The primary statutory authority governing bail bonds can be found in Chapter 17 of the Code of Criminal Procedure and Chapter 1704 of the Occupations Code.


Family Violence


In family violence cases, one important rule can be found in Article 17.291 of the Criminal Code of Procedure: a magistrate may hold a person for a period of no more than four hours—a period that may be extended to 48 hours under certain circumstances—if the person has been arrested without a warrant in order to prevent family violence when there is probable cause that family violence may continue.


Personal Bonds


Personal bonds are authorized by Article 17.04 of the Code of Criminal Procedure. These bonds demand a number of statutory prerequisites:


  • Defendant’s name,
  • Address,
  • Place of employment,
  • Specific identification information, and
  • A sworn oath to appear before a magistrate or court.


Mental Health Issues


A personal bond binds the defendant to pay the full amount of the bail should he or she fail to appear in court when so required.  The Texas legislature has recognized that pretrial jail confinement is not suitable for individuals suffering from mental health issues. Lawmakers enacted Article 17.032 of the Code of Criminal Procedure that describes specific conditions requiring the release on personal bonds of certain individuals with a mental health issue. The statute, in part, provides:


“A magistrate shall release a defendant on personal bond unless good cause is shown otherwise if the: (1) defendant is not charged with or has not been previously convicted of a violent offense; (2) defendant is examined by the local mental health or mental retardation authority or another mental health expert under Article 16.22 of [the Code of Criminal Procedure]; (3) applicable expert, in a written assessment submitted to the magistrate under Article 16.22: (A) concludes that the defendant has a mental illness or is a person with mental retardation and is nonetheless competent to stand trial; and (B) recommends mental health treatment for the defendant; and (4) magistrate determines, in consultation with the local mental health or mental retardation authority, that community-based mental health or mental retardation services for the defendant are available through the Texas Department of Mental Health and Mental Retardation under Section 534.053, Health and Safety Code, or through another mental health or mental retardation services provider.”

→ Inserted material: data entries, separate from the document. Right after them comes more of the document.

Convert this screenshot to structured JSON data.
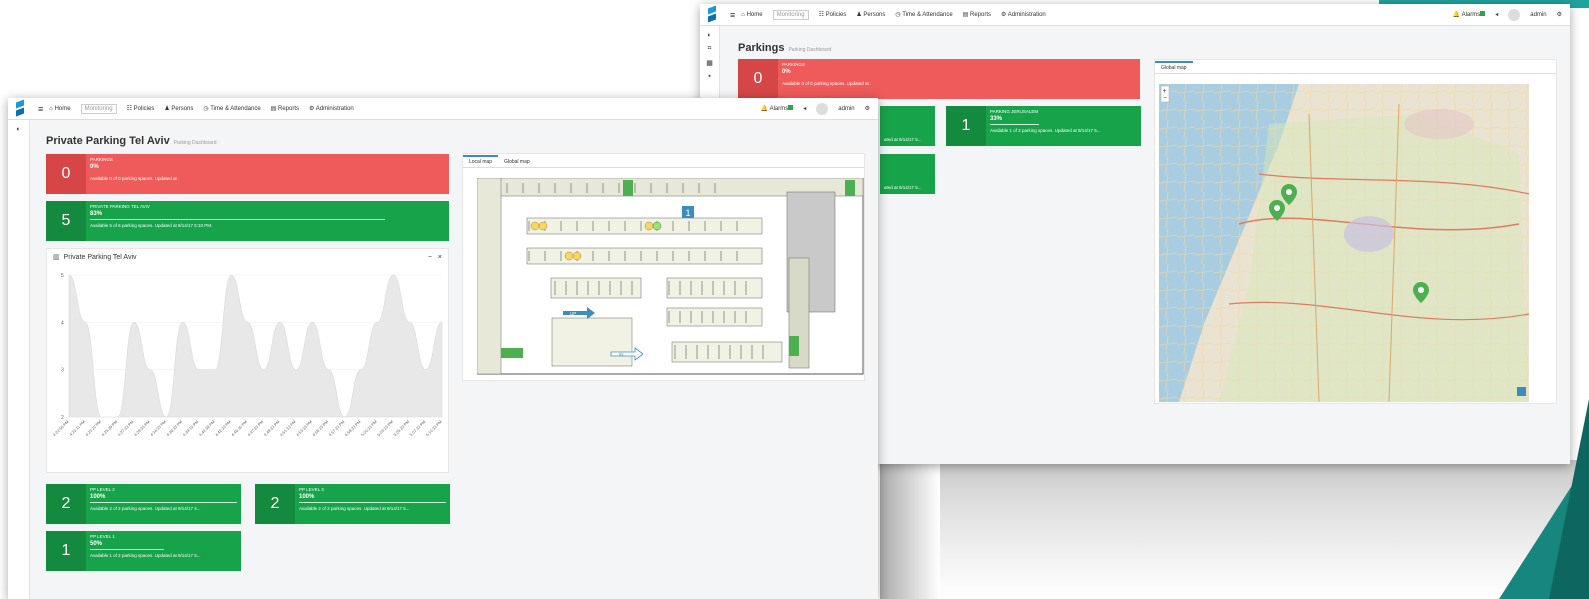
{
  "back": {
    "nav": [
      "Home",
      "Monitoring",
      "Policies",
      "Persons",
      "Time & Attendance",
      "Reports",
      "Administration"
    ],
    "right": {
      "alarms": "Alarms",
      "user": "admin"
    },
    "title": "Parkings",
    "subtitle": "Parking Dashboard",
    "tile_main": {
      "num": "0",
      "name": "PARKINGS",
      "pct": "0%",
      "avail": "Available 0 of 0 parking spaces. Updated at ."
    },
    "tile_jeru": {
      "num": "1",
      "name": "PARKING JERUSALEM",
      "pct": "33%",
      "avail": "Available 1 of 3 parking spaces. Updated at 9/14/17 5..."
    },
    "hidden_frag1": "ated at 9/14/17 5...",
    "hidden_frag2": "ated at 9/14/17 5...",
    "map_tab": "Global map"
  },
  "front": {
    "nav": [
      "Home",
      "Monitoring",
      "Policies",
      "Persons",
      "Time & Attendance",
      "Reports",
      "Administration"
    ],
    "right": {
      "alarms": "Alarms",
      "user": "admin"
    },
    "title": "Private Parking Tel Aviv",
    "subtitle": "Parking Dashboard",
    "tile_main": {
      "num": "0",
      "name": "PARKINGS",
      "pct": "0%",
      "avail": "Available 0 of 0 parking spaces. Updated at ."
    },
    "tile_tlv": {
      "num": "5",
      "name": "PRIVATE PARKING TEL AVIV",
      "pct": "83%",
      "avail": "Available 5 of 6 parking spaces. Updated at 9/14/17 5:10 PM."
    },
    "chart_title": "Private Parking Tel Aviv",
    "tabs": [
      "Local map",
      "Global map"
    ],
    "lvl2": {
      "num": "2",
      "name": "PP LEVEL 2",
      "pct": "100%",
      "avail": "Available 2 of 2 parking spaces. Updated at 9/14/17 4..."
    },
    "lvl3": {
      "num": "2",
      "name": "PP LEVEL 3",
      "pct": "100%",
      "avail": "Available 2 of 2 parking spaces. Updated at 9/14/17 5..."
    },
    "lvl1": {
      "num": "1",
      "name": "PP LEVEL 1",
      "pct": "50%",
      "avail": "Available 1 of 2 parking spaces. Updated at 9/14/17 5..."
    },
    "floor_labels": {
      "up": "UP",
      "in": "IN",
      "one": "1"
    }
  },
  "chart_data": {
    "type": "area",
    "title": "Private Parking Tel Aviv",
    "x": [
      "4:22:55 PM",
      "4:23:11 PM",
      "4:23:22 PM",
      "4:25:39 PM",
      "4:27:33 PM",
      "4:29:35 PM",
      "4:34:33 PM",
      "4:36:33 PM",
      "4:39:15 PM",
      "4:40:38 PM",
      "4:42:33 PM",
      "4:46:30 PM",
      "4:47:33 PM",
      "4:48:33 PM",
      "4:51:33 PM",
      "4:53:33 PM",
      "4:56:33 PM",
      "4:57:33 PM",
      "4:58:33 PM",
      "5:00:33 PM",
      "5:03:33 PM",
      "5:05:33 PM",
      "5:07:33 PM",
      "5:10:33 PM"
    ],
    "values": [
      5,
      4,
      2,
      2,
      4,
      3,
      2,
      4,
      3,
      3,
      5,
      4,
      3,
      4,
      3,
      4,
      3,
      2,
      3,
      4,
      5,
      4,
      3,
      4
    ],
    "ylim": [
      2,
      5
    ],
    "yticks": [
      "5",
      "4",
      "3",
      "2"
    ],
    "color": "#e8e8e8"
  },
  "colors": {
    "red": "#ef5b5b",
    "green": "#16a34a",
    "accent": "#3c8dbc"
  }
}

Mental Health Regularly Ignored in Harris County


This rule is frequently ignored by Harris County Criminal Law Hearing Officers who are authorized to set bail under the county’s inflexible bail schedule. This is particularly disturbing because roughly 30 percent of the Harris County Jail population suffers from documented mental health issues—many of whom could, and should, be released on a personal bond as authorized by statute.

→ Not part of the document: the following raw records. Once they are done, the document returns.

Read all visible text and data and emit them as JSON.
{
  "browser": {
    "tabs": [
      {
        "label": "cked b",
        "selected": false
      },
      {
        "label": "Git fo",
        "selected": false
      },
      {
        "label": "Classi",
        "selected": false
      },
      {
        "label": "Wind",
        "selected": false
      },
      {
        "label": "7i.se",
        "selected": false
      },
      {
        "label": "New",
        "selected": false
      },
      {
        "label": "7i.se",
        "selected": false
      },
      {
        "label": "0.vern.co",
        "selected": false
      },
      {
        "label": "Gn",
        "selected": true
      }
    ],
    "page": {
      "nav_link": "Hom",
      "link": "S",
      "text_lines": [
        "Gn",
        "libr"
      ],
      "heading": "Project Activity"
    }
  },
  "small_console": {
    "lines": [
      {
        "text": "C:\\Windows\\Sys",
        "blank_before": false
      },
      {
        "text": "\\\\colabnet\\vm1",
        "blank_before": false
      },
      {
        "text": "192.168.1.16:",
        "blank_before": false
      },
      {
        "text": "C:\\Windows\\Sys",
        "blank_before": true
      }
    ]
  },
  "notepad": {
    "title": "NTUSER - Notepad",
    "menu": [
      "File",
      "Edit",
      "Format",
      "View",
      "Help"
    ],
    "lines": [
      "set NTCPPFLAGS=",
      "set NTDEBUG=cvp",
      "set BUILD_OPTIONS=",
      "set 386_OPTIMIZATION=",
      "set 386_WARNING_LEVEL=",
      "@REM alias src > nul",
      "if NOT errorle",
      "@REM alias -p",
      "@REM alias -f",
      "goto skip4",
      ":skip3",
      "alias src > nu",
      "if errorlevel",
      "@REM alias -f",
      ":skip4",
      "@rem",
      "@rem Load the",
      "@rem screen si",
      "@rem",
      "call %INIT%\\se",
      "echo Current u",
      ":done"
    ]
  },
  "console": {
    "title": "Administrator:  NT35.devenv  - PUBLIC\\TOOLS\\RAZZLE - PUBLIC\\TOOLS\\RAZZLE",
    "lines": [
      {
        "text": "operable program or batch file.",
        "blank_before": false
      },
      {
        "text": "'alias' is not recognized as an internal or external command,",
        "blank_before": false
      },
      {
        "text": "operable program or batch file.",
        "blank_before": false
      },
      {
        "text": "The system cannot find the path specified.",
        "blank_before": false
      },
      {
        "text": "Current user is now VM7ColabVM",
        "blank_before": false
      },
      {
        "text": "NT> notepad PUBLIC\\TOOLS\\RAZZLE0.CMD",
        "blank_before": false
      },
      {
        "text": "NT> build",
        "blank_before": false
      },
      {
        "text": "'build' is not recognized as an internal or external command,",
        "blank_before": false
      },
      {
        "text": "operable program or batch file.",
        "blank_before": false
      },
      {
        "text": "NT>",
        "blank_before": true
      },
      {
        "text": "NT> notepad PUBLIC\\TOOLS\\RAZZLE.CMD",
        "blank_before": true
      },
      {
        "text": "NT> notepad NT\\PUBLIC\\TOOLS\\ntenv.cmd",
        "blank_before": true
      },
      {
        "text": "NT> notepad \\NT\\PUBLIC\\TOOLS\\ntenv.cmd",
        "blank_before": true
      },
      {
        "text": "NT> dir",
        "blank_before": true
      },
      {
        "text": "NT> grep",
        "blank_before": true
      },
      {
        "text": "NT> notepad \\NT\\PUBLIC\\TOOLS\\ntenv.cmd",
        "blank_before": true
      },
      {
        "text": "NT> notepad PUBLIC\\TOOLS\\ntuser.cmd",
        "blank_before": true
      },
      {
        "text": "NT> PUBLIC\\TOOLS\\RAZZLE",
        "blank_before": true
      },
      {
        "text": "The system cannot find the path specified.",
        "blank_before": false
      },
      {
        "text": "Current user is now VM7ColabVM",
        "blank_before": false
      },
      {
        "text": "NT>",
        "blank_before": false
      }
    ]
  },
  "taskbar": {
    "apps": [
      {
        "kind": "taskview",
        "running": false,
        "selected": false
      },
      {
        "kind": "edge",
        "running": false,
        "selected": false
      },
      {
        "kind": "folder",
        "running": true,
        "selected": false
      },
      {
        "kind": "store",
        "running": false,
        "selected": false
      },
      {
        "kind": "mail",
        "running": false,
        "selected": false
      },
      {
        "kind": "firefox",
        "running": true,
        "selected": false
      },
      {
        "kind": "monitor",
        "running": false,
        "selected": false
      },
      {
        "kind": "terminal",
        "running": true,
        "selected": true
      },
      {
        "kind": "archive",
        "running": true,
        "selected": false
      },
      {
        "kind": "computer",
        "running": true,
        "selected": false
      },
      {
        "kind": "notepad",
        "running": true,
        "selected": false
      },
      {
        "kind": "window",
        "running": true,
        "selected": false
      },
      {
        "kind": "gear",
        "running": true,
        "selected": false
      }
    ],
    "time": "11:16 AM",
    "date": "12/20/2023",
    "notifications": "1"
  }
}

These legal rules are important because within them is significant room for bail reform in the State of Texas where excessive bail and/or unreasonable conditions are prevalent. Bail in this state simply cannot continue to be an instrument of pretrial punishment that undermines the constitutional presumption of innocence. Reasonable bail is an essential component of a fair criminal justice system. That component is lacking in many counties in the State of Texas, and reform is desperately needed.


[1] 2016 Tex. App. LEXIS 8723 (Tex. App.—Houston [14th Dist.] Aug. 11, 2016.